Eptinezumab is a calcitonin gene-related peptide (CGRP) antagonist. Elevated CGRP levels have been associated with migraine, with this neuropeptide implicated in pain modulation. The safety and efficacy of eptinezumab were evaluated in the PROMISE-2 trial. Adults with chronic migraine were randomly assigned to receive eptinezumab 100mg, eptinezumab 300mg, or placebo on day 0 and week 12. Patients in the eptinezumab group achieved a significant reduction in monthly migraine days compared to placebo, with benefits becoming apparent on the first day after initiation of therapy. These results were supported by the longer-term open-label PREVAIL trial. Favourable safety and efficacy profiles were maintained over the two-year trial period. However, this trial used a 300mg dose, which is not subsidised on the PBS.
Other CGRP antagonists available include galcanezumab, fremanezumab, and erenumab. Due to their large molecular size, all of these medicines must be administered parenterally. Galcanezumab and fremanezumab are also available on the PBS.
A new indication has been added to the product information for baricitinib. In addition to rheumatoid arthritis and atopic dermatitis, baricitinib is now also approved for the treatment of severe alopecia areata. This therapy may be considered for adult patients for whom other therapies are either ineffective or inappropriate.
Alopecia areata is a complex autoimmune condition that can cause hair loss of the scalp, eyebrows, and eyelashes. Many of the cytokines involved in the pathogenesis of this disorder depend upon Janus kinases (JAKs) for intracellular signalling. The BRAVE-AA trials investigated the safety and efficacy of baricitinib, a JAK inhibitor, for this condition.

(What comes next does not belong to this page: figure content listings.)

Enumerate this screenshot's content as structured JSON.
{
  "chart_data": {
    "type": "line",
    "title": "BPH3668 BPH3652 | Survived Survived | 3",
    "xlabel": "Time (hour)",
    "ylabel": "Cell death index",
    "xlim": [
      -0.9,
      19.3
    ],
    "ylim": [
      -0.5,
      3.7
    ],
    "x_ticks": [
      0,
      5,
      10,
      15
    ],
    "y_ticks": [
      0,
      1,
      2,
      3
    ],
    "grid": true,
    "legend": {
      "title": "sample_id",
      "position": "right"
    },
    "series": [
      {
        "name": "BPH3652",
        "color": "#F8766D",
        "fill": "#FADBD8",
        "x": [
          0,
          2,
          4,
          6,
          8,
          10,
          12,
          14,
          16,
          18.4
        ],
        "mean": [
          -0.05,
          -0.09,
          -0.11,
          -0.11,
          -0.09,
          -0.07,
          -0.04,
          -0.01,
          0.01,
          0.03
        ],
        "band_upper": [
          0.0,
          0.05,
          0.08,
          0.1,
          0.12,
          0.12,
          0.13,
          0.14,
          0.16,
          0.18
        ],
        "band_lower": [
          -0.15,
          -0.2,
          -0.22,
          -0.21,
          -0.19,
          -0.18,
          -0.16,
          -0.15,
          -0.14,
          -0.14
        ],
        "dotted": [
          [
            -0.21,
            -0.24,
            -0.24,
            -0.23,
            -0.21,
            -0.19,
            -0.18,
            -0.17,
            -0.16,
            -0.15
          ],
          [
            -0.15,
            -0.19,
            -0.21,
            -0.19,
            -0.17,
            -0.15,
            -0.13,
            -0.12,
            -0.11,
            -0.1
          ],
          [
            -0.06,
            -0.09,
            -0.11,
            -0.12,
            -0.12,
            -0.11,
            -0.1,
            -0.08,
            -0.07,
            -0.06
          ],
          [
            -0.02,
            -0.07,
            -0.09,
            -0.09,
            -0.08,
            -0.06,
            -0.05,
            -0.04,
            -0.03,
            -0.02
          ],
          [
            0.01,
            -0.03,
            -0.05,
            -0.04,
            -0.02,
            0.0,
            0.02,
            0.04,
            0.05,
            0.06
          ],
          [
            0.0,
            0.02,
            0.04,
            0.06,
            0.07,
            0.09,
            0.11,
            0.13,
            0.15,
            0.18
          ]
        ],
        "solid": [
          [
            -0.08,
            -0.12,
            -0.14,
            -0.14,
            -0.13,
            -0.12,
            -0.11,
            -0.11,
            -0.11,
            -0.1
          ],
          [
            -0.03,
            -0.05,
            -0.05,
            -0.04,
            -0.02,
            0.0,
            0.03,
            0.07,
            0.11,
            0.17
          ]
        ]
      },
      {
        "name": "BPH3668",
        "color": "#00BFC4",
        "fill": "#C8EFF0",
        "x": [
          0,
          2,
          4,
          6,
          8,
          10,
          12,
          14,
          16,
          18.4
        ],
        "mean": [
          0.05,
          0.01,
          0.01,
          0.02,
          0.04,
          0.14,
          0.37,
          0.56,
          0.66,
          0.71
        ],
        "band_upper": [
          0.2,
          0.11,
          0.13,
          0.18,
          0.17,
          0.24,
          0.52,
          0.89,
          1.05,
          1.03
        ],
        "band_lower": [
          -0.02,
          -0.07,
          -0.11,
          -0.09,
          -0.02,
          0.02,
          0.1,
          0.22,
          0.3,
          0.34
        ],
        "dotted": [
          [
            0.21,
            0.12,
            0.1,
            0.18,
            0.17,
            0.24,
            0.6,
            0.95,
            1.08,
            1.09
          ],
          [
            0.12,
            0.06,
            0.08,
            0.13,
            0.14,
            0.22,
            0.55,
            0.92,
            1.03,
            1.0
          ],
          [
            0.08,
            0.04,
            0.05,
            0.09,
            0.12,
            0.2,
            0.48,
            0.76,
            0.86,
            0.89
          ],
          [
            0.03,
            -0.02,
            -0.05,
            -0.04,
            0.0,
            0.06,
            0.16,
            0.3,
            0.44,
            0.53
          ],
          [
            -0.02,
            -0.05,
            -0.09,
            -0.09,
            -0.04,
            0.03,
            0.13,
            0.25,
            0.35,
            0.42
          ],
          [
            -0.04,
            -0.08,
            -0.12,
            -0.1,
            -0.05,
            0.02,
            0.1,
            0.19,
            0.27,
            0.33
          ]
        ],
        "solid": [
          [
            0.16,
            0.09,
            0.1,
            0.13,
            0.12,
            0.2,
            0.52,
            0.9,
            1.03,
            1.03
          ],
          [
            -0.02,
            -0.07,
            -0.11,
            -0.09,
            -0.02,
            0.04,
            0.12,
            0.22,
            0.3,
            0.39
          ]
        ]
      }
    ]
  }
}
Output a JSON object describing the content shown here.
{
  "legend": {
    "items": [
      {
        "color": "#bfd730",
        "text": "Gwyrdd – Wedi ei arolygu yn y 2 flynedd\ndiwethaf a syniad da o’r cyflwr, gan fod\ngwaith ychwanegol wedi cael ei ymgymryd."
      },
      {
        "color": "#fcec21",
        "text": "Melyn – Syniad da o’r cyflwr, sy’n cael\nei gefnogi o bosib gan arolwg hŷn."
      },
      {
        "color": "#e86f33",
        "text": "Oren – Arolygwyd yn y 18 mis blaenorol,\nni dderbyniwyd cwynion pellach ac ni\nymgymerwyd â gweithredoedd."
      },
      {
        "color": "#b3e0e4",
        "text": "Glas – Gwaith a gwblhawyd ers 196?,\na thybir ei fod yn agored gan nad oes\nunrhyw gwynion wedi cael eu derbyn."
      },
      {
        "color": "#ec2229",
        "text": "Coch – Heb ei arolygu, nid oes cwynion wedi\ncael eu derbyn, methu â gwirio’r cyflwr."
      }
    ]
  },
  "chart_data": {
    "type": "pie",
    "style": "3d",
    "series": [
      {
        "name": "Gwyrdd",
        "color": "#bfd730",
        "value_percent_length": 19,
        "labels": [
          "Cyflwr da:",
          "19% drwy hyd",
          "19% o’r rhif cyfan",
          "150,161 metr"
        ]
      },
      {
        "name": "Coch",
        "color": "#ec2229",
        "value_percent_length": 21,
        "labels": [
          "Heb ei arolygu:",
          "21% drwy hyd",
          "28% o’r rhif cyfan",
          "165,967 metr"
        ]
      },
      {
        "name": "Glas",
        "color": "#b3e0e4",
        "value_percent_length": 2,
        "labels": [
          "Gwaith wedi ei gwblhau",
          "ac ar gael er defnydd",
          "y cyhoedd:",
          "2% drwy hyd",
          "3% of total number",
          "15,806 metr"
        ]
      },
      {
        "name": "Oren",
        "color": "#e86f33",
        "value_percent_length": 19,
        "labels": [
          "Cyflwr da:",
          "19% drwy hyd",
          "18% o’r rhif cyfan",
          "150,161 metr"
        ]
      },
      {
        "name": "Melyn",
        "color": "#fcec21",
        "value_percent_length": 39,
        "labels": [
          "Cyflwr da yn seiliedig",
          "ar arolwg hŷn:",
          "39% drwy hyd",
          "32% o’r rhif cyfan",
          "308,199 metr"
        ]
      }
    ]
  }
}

Patients with a Severity of Alopecia Tool (SALT) score of at least 50 (where 0 = no scalp hair loss and 100 = complete scalp hair loss) were randomly assigned to receive baricitinib 2mg daily, baricitinib 4mg daily, or placebo. The primary outcome was a SALT score of 20 or less at week 36. In the BRAVE-AA2 trial, the primary outcome was reached in 35.9% of patients in the baricitinib 4mg group, 19.4% in the baricitinib 2mg group, and 3.3% in the placebo group.
Adverse effects more commonly reported in the baricitinib groups include acne, elevated creatine kinase levels, and increased low- and high-density lipoprotein cholesterol levels. Baricitinib is not currently subsidised on the Pharmaceutical Benefits Scheme (PBS) for treating alopecia areata.